We proceeded to go through an assortment of leek ideas, our two minute vegetable pick up conversation turning into a 15 minute one. As the week went on I kept thinking about those leeks. My mother often makes an onion jam that’s as good spread on bread with goat cheese as it is thrown in a salad. I would use the leeks and make something similar. Perfect.
So I started with the recipe for The Last Ingredient’s Red Onion Jam recipe as a base and then went rogue.
While a higher sugar content would help make this more of a jam, and help preserve it longer, I think the leeks are sweet enough by themselves, so I got rid of most of the sweetener. Instead there’s just a little brown sugar, and this is more like a confit than a jam. The thyme and oregano? Because the thyme grows on the balcony, and I had found fresh oregano at the Saturday market.
What do you do with this spread? Put it in a sandwich, spread it on pizza dough as a base instead of sauce, serve it with fresh bread and a little roquefort. Whatever your heart desires. And if you happen to have a small refrigerator, you will be happy to know that those four to five leeks now only take up the size of a jam jar.
Leek Spread with Thyme and Oregano
Makes: Happens to fit perfectly in an upcycled 13 ounce (370 grams) Bon Maman jam jar. Use whatever you have on hand.
4 to 5 medium sized leeks, chopped (about 12 ounces/340 grams – approx. 4 cups when chopped)
3 tablespoons olive oil
1/4 cup (60 milliliters) white wine
1/4 cup (60 milliliters) apple cider vinegar
1/4 cup (60 milliliters) water
1 tablespoon brown sugar
A few sprigs of fresh thyme
A few sprigs of oregano
1/4 teaspoon sea salt
Dash of pepper
In a saucepan, sauté the leeks with the olive oil for about 15 to 20 minutes – until the leeks have softened and started to reduce in size.

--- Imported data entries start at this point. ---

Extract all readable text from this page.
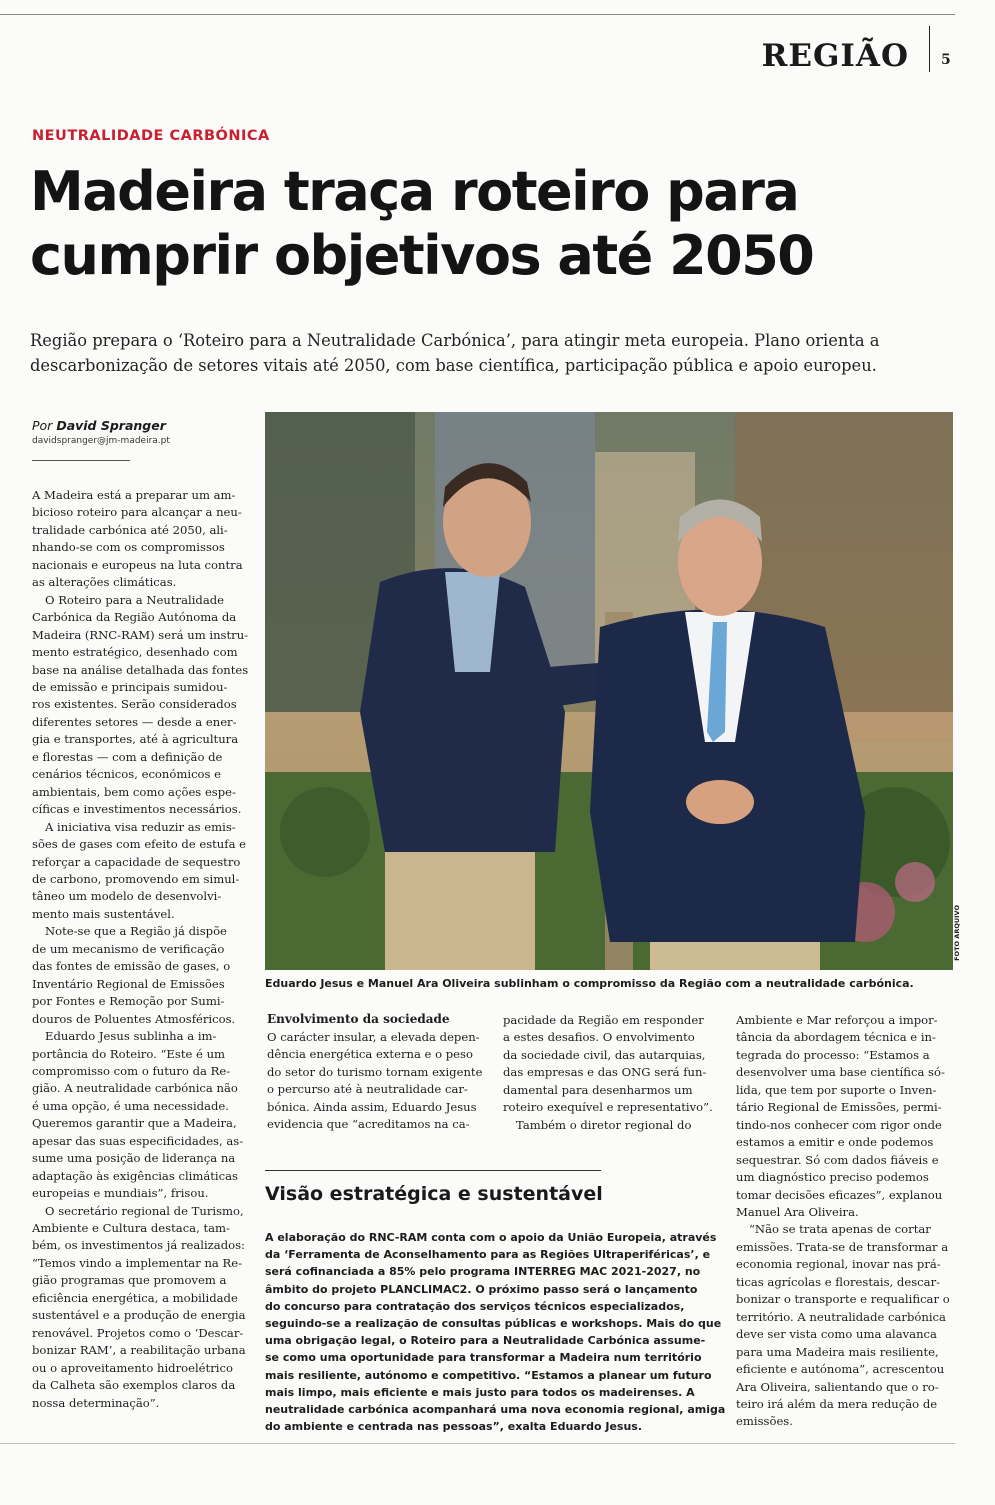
REGIÃO 5
NEUTRALIDADE CARBÓNICA
Madeira traça roteiro para
cumprir objetivos até 2050
Região prepara o ‘Roteiro para a Neutralidade Carbónica’, para atingir meta europeia. Plano orienta a
descarbonização de setores vitais até 2050, com base científica, participação pública e apoio europeu.
Por David Spranger
davidspranger@jm-madeira.pt
A Madeira está a preparar um am-
bicioso roteiro para alcançar a neu-
tralidade carbónica até 2050, ali-
nhando-se com os compromissos
nacionais e europeus na luta contra
as alterações climáticas.
O Roteiro para a Neutralidade
Carbónica da Região Autónoma da
Madeira (RNC-RAM) será um instru-
mento estratégico, desenhado com
base na análise detalhada das fontes
de emissão e principais sumidou-
ros existentes. Serão considerados
diferentes setores — desde a ener-
gia e transportes, até à agricultura
e florestas — com a definição de
cenários técnicos, económicos e
ambientais, bem como ações espe-
cíficas e investimentos necessários.
A iniciativa visa reduzir as emis-
sões de gases com efeito de estufa e
reforçar a capacidade de sequestro
de carbono, promovendo em simul-
tâneo um modelo de desenvolvi-
mento mais sustentável.
Note-se que a Região já dispõe
de um mecanismo de verificação
das fontes de emissão de gases, o
Inventário Regional de Emissões
por Fontes e Remoção por Sumi-
douros de Poluentes Atmosféricos.
Eduardo Jesus sublinha a im-
portância do Roteiro. “Este é um
compromisso com o futuro da Re-
gião. A neutralidade carbónica não
é uma opção, é uma necessidade.
Queremos garantir que a Madeira,
apesar das suas especificidades, as-
sume uma posição de liderança na
adaptação às exigências climáticas
europeias e mundiais”, frisou.
O secretário regional de Turismo,
Ambiente e Cultura destaca, tam-
bém, os investimentos já realizados:
“Temos vindo a implementar na Re-
gião programas que promovem a
eficiência energética, a mobilidade
sustentável e a produção de energia
renovável. Projetos como o ‘Descar-
bonizar RAM’, a reabilitação urbana
ou o aproveitamento hidroelétrico
da Calheta são exemplos claros da
nossa determinação”.
FOTO ARQUIVO
Eduardo Jesus e Manuel Ara Oliveira sublinham o compromisso da Região com a neutralidade carbónica.
Envolvimento da sociedade
O carácter insular, a elevada depen-
dência energética externa e o peso
do setor do turismo tornam exigente
o percurso até à neutralidade car-
bónica. Ainda assim, Eduardo Jesus
evidencia que “acreditamos na ca-
pacidade da Região em responder
a estes desafios. O envolvimento
da sociedade civil, das autarquias,
das empresas e das ONG será fun-
damental para desenharmos um
roteiro exequível e representativo”.
Também o diretor regional do
Ambiente e Mar reforçou a impor-
tância da abordagem técnica e in-
tegrada do processo: “Estamos a
desenvolver uma base científica só-
lida, que tem por suporte o Inven-
tário Regional de Emissões, permi-
tindo-nos conhecer com rigor onde
estamos a emitir e onde podemos
sequestrar. Só com dados fiáveis e
um diagnóstico preciso podemos
tomar decisões eficazes”, explanou
Manuel Ara Oliveira.
“Não se trata apenas de cortar
emissões. Trata-se de transformar a
economia regional, inovar nas prá-
ticas agrícolas e florestais, descar-
bonizar o transporte e requalificar o
território. A neutralidade carbónica
deve ser vista como uma alavanca
para uma Madeira mais resiliente,
eficiente e autónoma”, acrescentou
Ara Oliveira, salientando que o ro-
teiro irá além da mera redução de
emissões.
Visão estratégica e sustentável
A elaboração do RNC-RAM conta com o apoio da União Europeia, através
da ‘Ferramenta de Aconselhamento para as Regiões Ultraperiféricas’, e
será cofinanciada a 85% pelo programa INTERREG MAC 2021-2027, no
âmbito do projeto PLANCLIMAC2. O próximo passo será o lançamento
do concurso para contratação dos serviços técnicos especializados,
seguindo-se a realização de consultas públicas e workshops. Mais do que
uma obrigação legal, o Roteiro para a Neutralidade Carbónica assume-
se como uma oportunidade para transformar a Madeira num território
mais resiliente, autónomo e competitivo. “Estamos a planear um futuro
mais limpo, mais eficiente e mais justo para todos os madeirenses. A
neutralidade carbónica acompanhará uma nova economia regional, amiga
do ambiente e centrada nas pessoas”, exalta Eduardo Jesus.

Add the rest of the ingredients, then cover and reduce to low heat. Let cook for about 45 minutes, occasionally peeking in and stirring just to make sure it’s not sticking to the bottom.
Remove the sprigs of oregano and thyme, then in a food processor, or using an immersion blender, blend the leeks until you get your desired consistency. I like it when there are still some leek chunks left. In fact, you don’t have to go through this stage if you don’t want to – it just depends on if you want a smoother spread or not.
Store in the refrigerator in an airtight glass jar.